У всякого животного есть свои представления, потому что у него есть чувства; оно даже до некоторой степени комбинирует свои представления, и человек отличается в этом отношении от животного лишь как большее от меньшего62. Некоторые философы даже предположили, что один человек больше отличается от другого человека, чем человек – от животного. Следовательно, специфическое отличие, выделяющее человека из всех других животных, составляет не столько разум, сколько его способность действовать свободно. Природа велит всякому живому существу, и животное повинуется. Человек испытывает то же воздействие, но считает себя свободным повиноваться или противиться, и как раз в сознании этой свободы проявляется более всего духовная природа его души. Ибо физика некоторым образом объясняет нам механизм чувств и образования понятий, но в способности желать, или точнее, выбирать, и в ощущении этой способности можно видеть лишь акты чисто духовные, которые ни в коей мере нельзя объяснить, исходя из законов механики.
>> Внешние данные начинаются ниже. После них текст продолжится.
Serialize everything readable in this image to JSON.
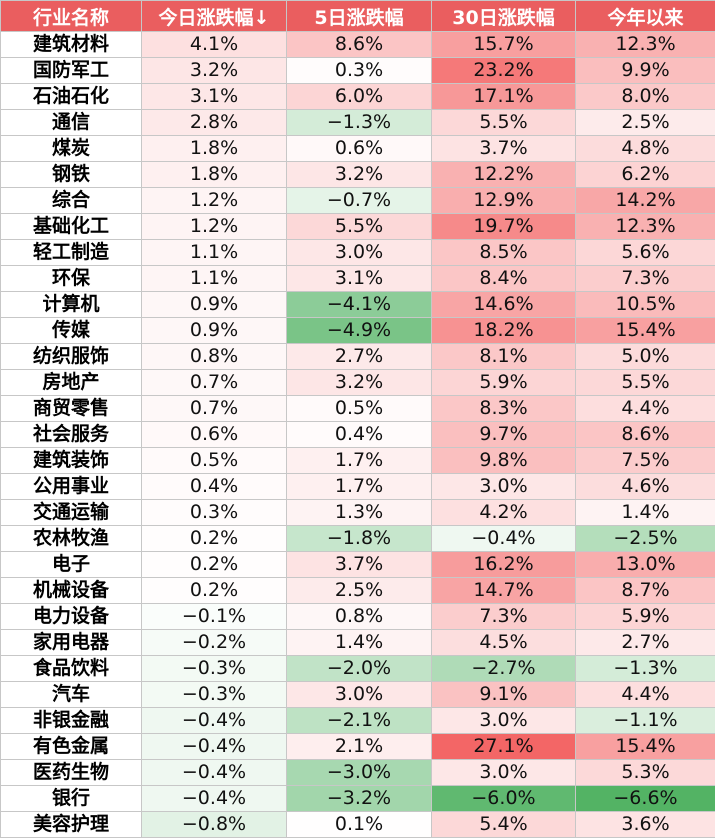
{
  "chart_data": {
    "type": "table",
    "columns": [
      "行业名称",
      "今日涨跌幅↓",
      "5日涨跌幅",
      "30日涨跌幅",
      "今年以来"
    ],
    "colors": {
      "header_bg": "#ea5e5f",
      "positive": "#f25555",
      "negative": "#4aaf5c",
      "neutral": "#ffffff"
    },
    "rows": [
      {
        "name": "建筑材料",
        "values": [
          "4.1%",
          "8.6%",
          "15.7%",
          "12.3%"
        ]
      },
      {
        "name": "国防军工",
        "values": [
          "3.2%",
          "0.3%",
          "23.2%",
          "9.9%"
        ]
      },
      {
        "name": "石油石化",
        "values": [
          "3.1%",
          "6.0%",
          "17.1%",
          "8.0%"
        ]
      },
      {
        "name": "通信",
        "values": [
          "2.8%",
          "−1.3%",
          "5.5%",
          "2.5%"
        ]
      },
      {
        "name": "煤炭",
        "values": [
          "1.8%",
          "0.6%",
          "3.7%",
          "4.8%"
        ]
      },
      {
        "name": "钢铁",
        "values": [
          "1.8%",
          "3.2%",
          "12.2%",
          "6.2%"
        ]
      },
      {
        "name": "综合",
        "values": [
          "1.2%",
          "−0.7%",
          "12.9%",
          "14.2%"
        ]
      },
      {
        "name": "基础化工",
        "values": [
          "1.2%",
          "5.5%",
          "19.7%",
          "12.3%"
        ]
      },
      {
        "name": "轻工制造",
        "values": [
          "1.1%",
          "3.0%",
          "8.5%",
          "5.6%"
        ]
      },
      {
        "name": "环保",
        "values": [
          "1.1%",
          "3.1%",
          "8.4%",
          "7.3%"
        ]
      },
      {
        "name": "计算机",
        "values": [
          "0.9%",
          "−4.1%",
          "14.6%",
          "10.5%"
        ]
      },
      {
        "name": "传媒",
        "values": [
          "0.9%",
          "−4.9%",
          "18.2%",
          "15.4%"
        ]
      },
      {
        "name": "纺织服饰",
        "values": [
          "0.8%",
          "2.7%",
          "8.1%",
          "5.0%"
        ]
      },
      {
        "name": "房地产",
        "values": [
          "0.7%",
          "3.2%",
          "5.9%",
          "5.5%"
        ]
      },
      {
        "name": "商贸零售",
        "values": [
          "0.7%",
          "0.5%",
          "8.3%",
          "4.4%"
        ]
      },
      {
        "name": "社会服务",
        "values": [
          "0.6%",
          "0.4%",
          "9.7%",
          "8.6%"
        ]
      },
      {
        "name": "建筑装饰",
        "values": [
          "0.5%",
          "1.7%",
          "9.8%",
          "7.5%"
        ]
      },
      {
        "name": "公用事业",
        "values": [
          "0.4%",
          "1.7%",
          "3.0%",
          "4.6%"
        ]
      },
      {
        "name": "交通运输",
        "values": [
          "0.3%",
          "1.3%",
          "4.2%",
          "1.4%"
        ]
      },
      {
        "name": "农林牧渔",
        "values": [
          "0.2%",
          "−1.8%",
          "−0.4%",
          "−2.5%"
        ]
      },
      {
        "name": "电子",
        "values": [
          "0.2%",
          "3.7%",
          "16.2%",
          "13.0%"
        ]
      },
      {
        "name": "机械设备",
        "values": [
          "0.2%",
          "2.5%",
          "14.7%",
          "8.7%"
        ]
      },
      {
        "name": "电力设备",
        "values": [
          "−0.1%",
          "0.8%",
          "7.3%",
          "5.9%"
        ]
      },
      {
        "name": "家用电器",
        "values": [
          "−0.2%",
          "1.4%",
          "4.5%",
          "2.7%"
        ]
      },
      {
        "name": "食品饮料",
        "values": [
          "−0.3%",
          "−2.0%",
          "−2.7%",
          "−1.3%"
        ]
      },
      {
        "name": "汽车",
        "values": [
          "−0.3%",
          "3.0%",
          "9.1%",
          "4.4%"
        ]
      },
      {
        "name": "非银金融",
        "values": [
          "−0.4%",
          "−2.1%",
          "3.0%",
          "−1.1%"
        ]
      },
      {
        "name": "有色金属",
        "values": [
          "−0.4%",
          "2.1%",
          "27.1%",
          "15.4%"
        ]
      },
      {
        "name": "医药生物",
        "values": [
          "−0.4%",
          "−3.0%",
          "3.0%",
          "5.3%"
        ]
      },
      {
        "name": "银行",
        "values": [
          "−0.4%",
          "−3.2%",
          "−6.0%",
          "−6.6%"
        ]
      },
      {
        "name": "美容护理",
        "values": [
          "−0.8%",
          "0.1%",
          "5.4%",
          "3.6%"
        ]
      }
    ]
  }
}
Но если бы трудности, с которыми связано изучение всех этих вопросов, и оставляли все же некоторый повод для споров относительно этого различия между человеком и животным, то есть другое, весьма характерное и отличающее их одно от другого свойство, которое уже не может вызвать никаких споров: это – способность к самосовершенствованию, которое с помощью различных обстоятельств ведет к последовательному развитию всех остальных способностей, способность, присущая нам как всему роду нашему, так и каждому индивидууму, в то время, как животное, по истечении нескольких месяцев после рождения на свет, становится тем, чем будет всю жизнь, а род его, через тысячу лет, – тем же, чем был он в первый год этого тысячелетия. Почему один только человек способен впадать в слабоумие? Не потому ли, что он таким образом возвращается к изначальному своему состоянию; и в то время как животное, которое ничего не приобрело и которое тем более не может ничего потерять, всегда сохраняет свой инстинкт, человек, теряя вследствие старости или иных злоключений все то, что он приобрел благодаря его способности к совершенствованию63, снова падает таким образом даже ниже еще, чем животное? Было бы печально для нас, если бы мы вынуждены были признать, что эта отличительная и почти неограниченная способность человека есть источник всех его несчастий, что именно она выводит его с течением времени из того первоначального состояния, в котором он проводит свои дни спокойно и невинно; что именно она, способствуя с веками расцвету его знаний и заблуждений, пороков и добродетелей, превращает его со временем в тирана себя самого и природы(1У). Было бы ужасно, если бы мы должны были бы восхвалять, как существо благодетельное, того, кто первым подсказал обитателю берегов Ориноко, как применять дощечки64, которыми он зажимает виски своих детей и которые являются, по меньшей мере, одной из причин их слабоумия и первобытного их счастья.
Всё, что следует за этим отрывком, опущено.